AGRICULTURE

La pire année du blé depuis 1976

La pire année du blé depuis 1976

«On n’a pas connu pire depuis 1976, l’année de la grosse sécheresse. On est retombé à des rendements d’après-guerre », alarme Olivier Henroz, responsable céréales chez Wal.agri (groupe Brichart). AFP

Les moissons ont démarré hier. Toutes les prévisions sont au rouge. Dans les Ardennes, le rendement s’annonce à 4 tonnes de blé par hectare alors que la moyenne habituelle est entre 6 et 8 tonnes. Dans les «bonnes régions » du Namurois, on serait à 5 à 7 tonnes par hectare alors que d’habitude la récolte ramène entre 9 et 10 tonnes par hectare. Des rendements d’après-guerre.

La récolte de blé a commencé lundi. Une moisson qui sera une catastrophe. Le rendement est en baisse de 30 à 40%. Et les prix ne sont pas bons. La situation est jugée gravissime pour les agriculteurs wallons. «On n’a pas connu pire depuis 1976, l’année de la grosse sécheresse. On est retombé à des rendements d’après-guerre », alarme Olivier Henroz, responsable céréales chez Wal.agri (groupe Brichart). « Les résultats s’annoncent très moyens à médiocres », appuie Alain Masure, directeur du service d’études de la FWA (fédération wallonne de l’agriculture).

«Je n’ai jamais vu ça en 30 ans de métier. On va perdre au moins 30% de rendement. Mais peut-être bien plus, en espérant que ce ne soit pas 50%», confirme Jean Wart, négociant pour la SCAM (société coopérative agricole de la Meuse). «C’est vraiment catastrophique pour les fermes, je n’ai pas d’autre mot. D’autant que tout va mal: le lait, la vache, le cochon, la céréale. Tout. C’est une année à oublier », poursuit Olivier Henroz.

Trop d’eau, pas de lumière et des maladies en plus

La cause? La météo épouvantable. «Le printemps a été très mauvais, le début d’été très humide, indépendamment des excès localisés des orages », explique Alain Masure. «En plus diverses maladies de l’épi sont venues s’ajouter. » Avec l’excès d’humidité et deux années d’affilée d’hiver trop doux, des champignons se sont développés.

Et ce n’est pas tout. La floraison a été mauvaise au printemps à cause des fortes pluies. Le mois de juin a été pluvieux et très sombre. Or la céréale a besoin de lumière pour faire de la photosynthèse et ainsi remplir ses épis. «C’est juin qui remplit le grain. C’est foutu, commente Olivier Henroz. On a eu beaucoup trop d’eau. Et ce n’est pas que le blé qui a épongé. Le maïs, par exemple, est resté les pieds dans l’eau et n’a pas poussé. »

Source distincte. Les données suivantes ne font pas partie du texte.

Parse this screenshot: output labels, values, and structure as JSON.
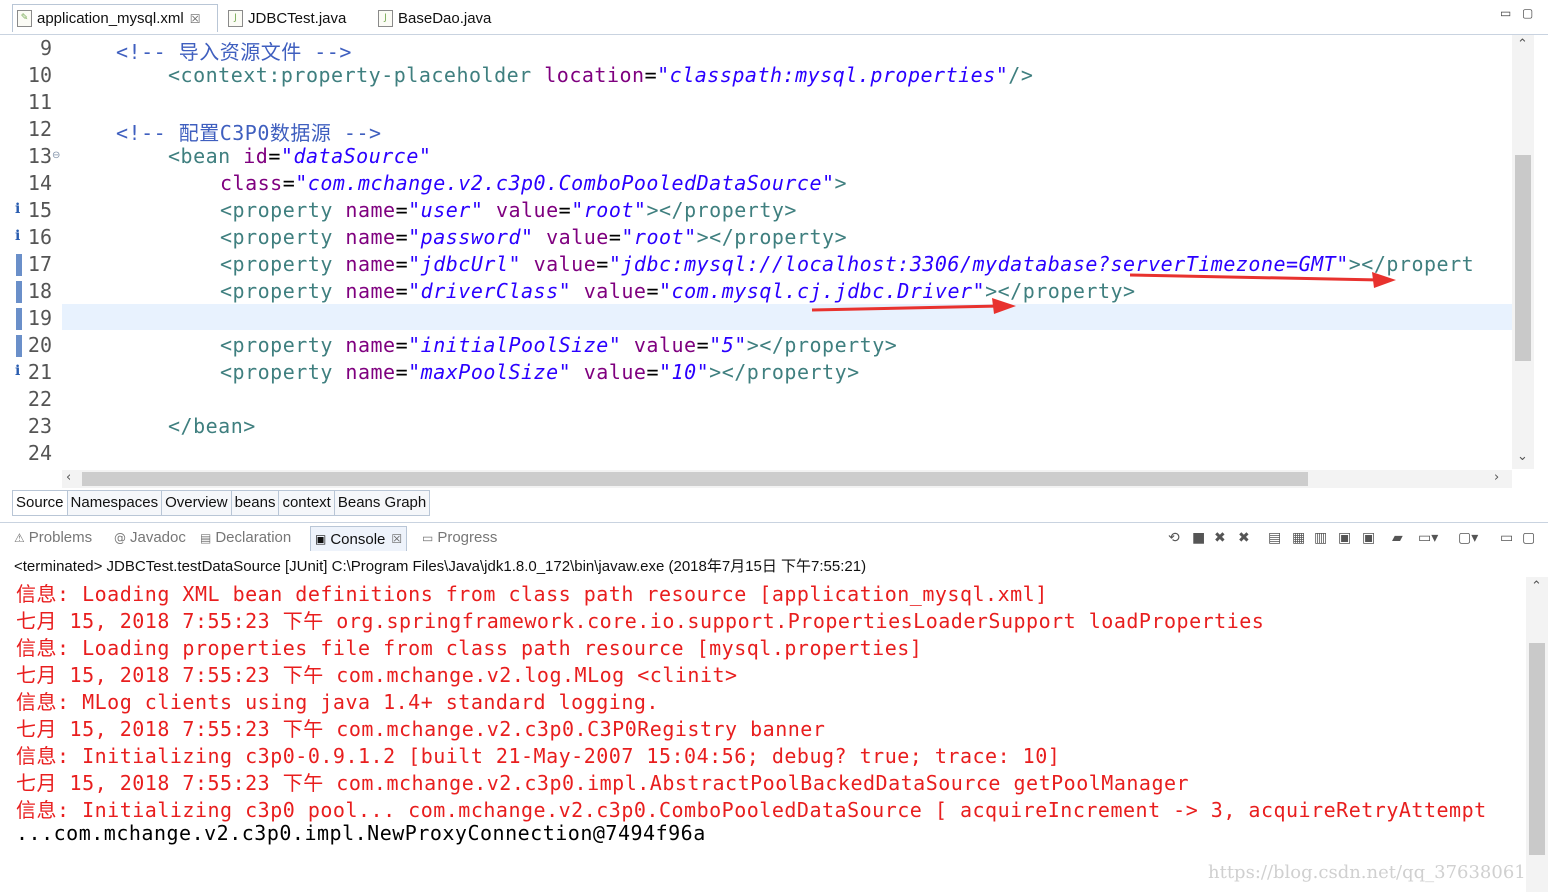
{
  "editor_tabs": [
    {
      "label": "application_mysql.xml",
      "close": "☒"
    },
    {
      "label": "JDBCTest.java"
    },
    {
      "label": "BaseDao.java"
    }
  ],
  "window_controls": {
    "minimize": "▭",
    "maximize": "▢"
  },
  "editor": {
    "line_numbers": [
      "9",
      "10",
      "11",
      "12",
      "13",
      "14",
      "15",
      "16",
      "17",
      "18",
      "19",
      "20",
      "21",
      "22",
      "23",
      "24"
    ],
    "comment1": "<!-- 导入资源文件 -->",
    "context_tag": "<context:property-placeholder",
    "context_attr": "location",
    "context_val": "\"classpath:mysql.properties\"",
    "context_end": "/>",
    "comment2": "<!-- 配置C3P0数据源 -->",
    "bean_open": "<bean",
    "bean_id_attr": "id",
    "bean_id_val": "\"dataSource\"",
    "class_attr": "class",
    "class_val": "\"com.mchange.v2.c3p0.ComboPooledDataSource\"",
    "class_end": ">",
    "prop_open": "<property",
    "name_attr": "name",
    "value_attr": "value",
    "prop_close": "></property>",
    "prop_close_cut": "></propert",
    "properties": [
      {
        "name": "\"user\"",
        "value": "\"root\""
      },
      {
        "name": "\"password\"",
        "value": "\"root\""
      },
      {
        "name": "\"jdbcUrl\"",
        "value": "\"jdbc:mysql://localhost:3306/mydatabase?serverTimezone=GMT\""
      },
      {
        "name": "\"driverClass\"",
        "value": "\"com.mysql.cj.jdbc.Driver\""
      },
      {
        "name": "\"initialPoolSize\"",
        "value": "\"5\""
      },
      {
        "name": "\"maxPoolSize\"",
        "value": "\"10\""
      }
    ],
    "bean_close": "</bean>"
  },
  "source_tabs": [
    "Source",
    "Namespaces",
    "Overview",
    "beans",
    "context",
    "Beans Graph"
  ],
  "view_tabs": [
    {
      "label": "Problems",
      "icon": "⚠"
    },
    {
      "label": "Javadoc",
      "icon": "@"
    },
    {
      "label": "Declaration",
      "icon": "▤"
    },
    {
      "label": "Console",
      "icon": "▣",
      "close": "☒"
    },
    {
      "label": "Progress",
      "icon": "▭"
    }
  ],
  "console_status": "<terminated> JDBCTest.testDataSource [JUnit] C:\\Program Files\\Java\\jdk1.8.0_172\\bin\\javaw.exe (2018年7月15日 下午7:55:21)",
  "console_lines": [
    "信息: Loading XML bean definitions from class path resource [application_mysql.xml]",
    "七月 15, 2018 7:55:23 下午 org.springframework.core.io.support.PropertiesLoaderSupport loadProperties",
    "信息: Loading properties file from class path resource [mysql.properties]",
    "七月 15, 2018 7:55:23 下午 com.mchange.v2.log.MLog <clinit>",
    "信息: MLog clients using java 1.4+ standard logging.",
    "七月 15, 2018 7:55:23 下午 com.mchange.v2.c3p0.C3P0Registry banner",
    "信息: Initializing c3p0-0.9.1.2 [built 21-May-2007 15:04:56; debug? true; trace: 10]",
    "七月 15, 2018 7:55:23 下午 com.mchange.v2.c3p0.impl.AbstractPoolBackedDataSource getPoolManager",
    "信息: Initializing c3p0 pool... com.mchange.v2.c3p0.ComboPooledDataSource [ acquireIncrement -> 3, acquireRetryAttempt",
    "...com.mchange.v2.c3p0.impl.NewProxyConnection@7494f96a"
  ],
  "watermark": "https://blog.csdn.net/qq_37638061",
  "colors": {
    "console_error": "#e81e1e",
    "xml_tag": "#3f7f7f",
    "xml_attr": "#7f007f",
    "xml_value": "#2a00ff",
    "annotation_arrow": "#e8322e"
  }
}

Un gros souci de commercialisation

Dans les Ardennes, le rendement s’annonce à 4 tonnes par hectare alors que la moyenne habituelle est entre 6 et 8 tonnes. Dans les «bonnes régions » du Namurois, on sera à 5 à 7 tonnes maximum par hectare alors que d’habitude la récolte ramène entre 9 et 10 tonnes par hectare.

L’orge ne fait pas beaucoup mieux que le blé avec un rendement en baisse de 30% aussi. « Le problème, c’est que rien ne va. Les foins, les céréales, les betteraves, le maïs: rien n’est bon. Pour le producteur, c’est une catastrophe financière», ajoute Jean Wart.

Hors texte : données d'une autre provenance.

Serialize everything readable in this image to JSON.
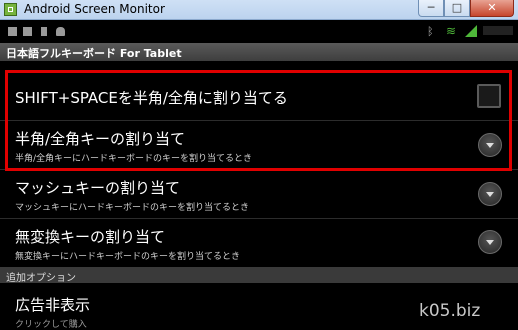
{
  "window": {
    "title": "Android Screen Monitor",
    "minimize_glyph": "─",
    "maximize_glyph": "□",
    "close_glyph": "✕"
  },
  "statusbar": {
    "icons": [
      "notification-icon",
      "notification-icon",
      "usb-icon",
      "android-debug-icon"
    ],
    "right_icons": [
      "bluetooth-icon",
      "wifi-icon",
      "signal-icon"
    ],
    "bluetooth_glyph": "ᛒ",
    "wifi_glyph": "≋"
  },
  "app": {
    "title": "日本語フルキーボード For Tablet"
  },
  "preferences": [
    {
      "title": "SHIFT+SPACEを半角/全角に割り当てる",
      "summary": "",
      "widget": "checkbox",
      "checked": false
    },
    {
      "title": "半角/全角キーの割り当て",
      "summary": "半角/全角キーにハードキーボードのキーを割り当てるとき",
      "widget": "dropdown"
    },
    {
      "title": "マッシュキーの割り当て",
      "summary": "マッシュキーにハードキーボードのキーを割り当てるとき",
      "widget": "dropdown"
    },
    {
      "title": "無変換キーの割り当て",
      "summary": "無変換キーにハードキーボードのキーを割り当てるとき",
      "widget": "dropdown"
    }
  ],
  "category": {
    "label": "追加オプション"
  },
  "ad_pref": {
    "title": "広告非表示",
    "summary": "クリックして購入"
  },
  "watermark": "k05.biz",
  "colors": {
    "highlight": "#e00000",
    "accent": "#4fb83a"
  }
}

Le sud de l’Allemagne, les Pays-Bas, la France sont dans la même situation. Mais pas l’Europe de l’Est ni le reste du monde. Du coup, les prix pourraient ne pas remonter. Et surtout, «on est face à un gros souci de commercialisation puisque pour nos concurrents de l’Est, pour la Russie, tout va bien», explique Jean Wart.

Des agriculteurs atterrés

Le principal syndicat agricole français avait annoncé mercredi dernier que la récolte de blé française serait en baisse d’un quart. Du jamais vu. La France est le premier producteur et exportateur européen de blé. Les agriculteurs français sont «désemparés, atterrés » selon leur syndicat.

Les Wallons ne se portent guère mieux. La boucle infernale est bouclée. Le cercle vicieux est complet. «Chaque agriculteur se lève cette année chaque matin pour mettre son argent à la poubelle. Pour s’en sortir, ils vont devoir aller puiser dans leurs réserves d’argent, s’ils en ont encore », conclut Olivier Henroz.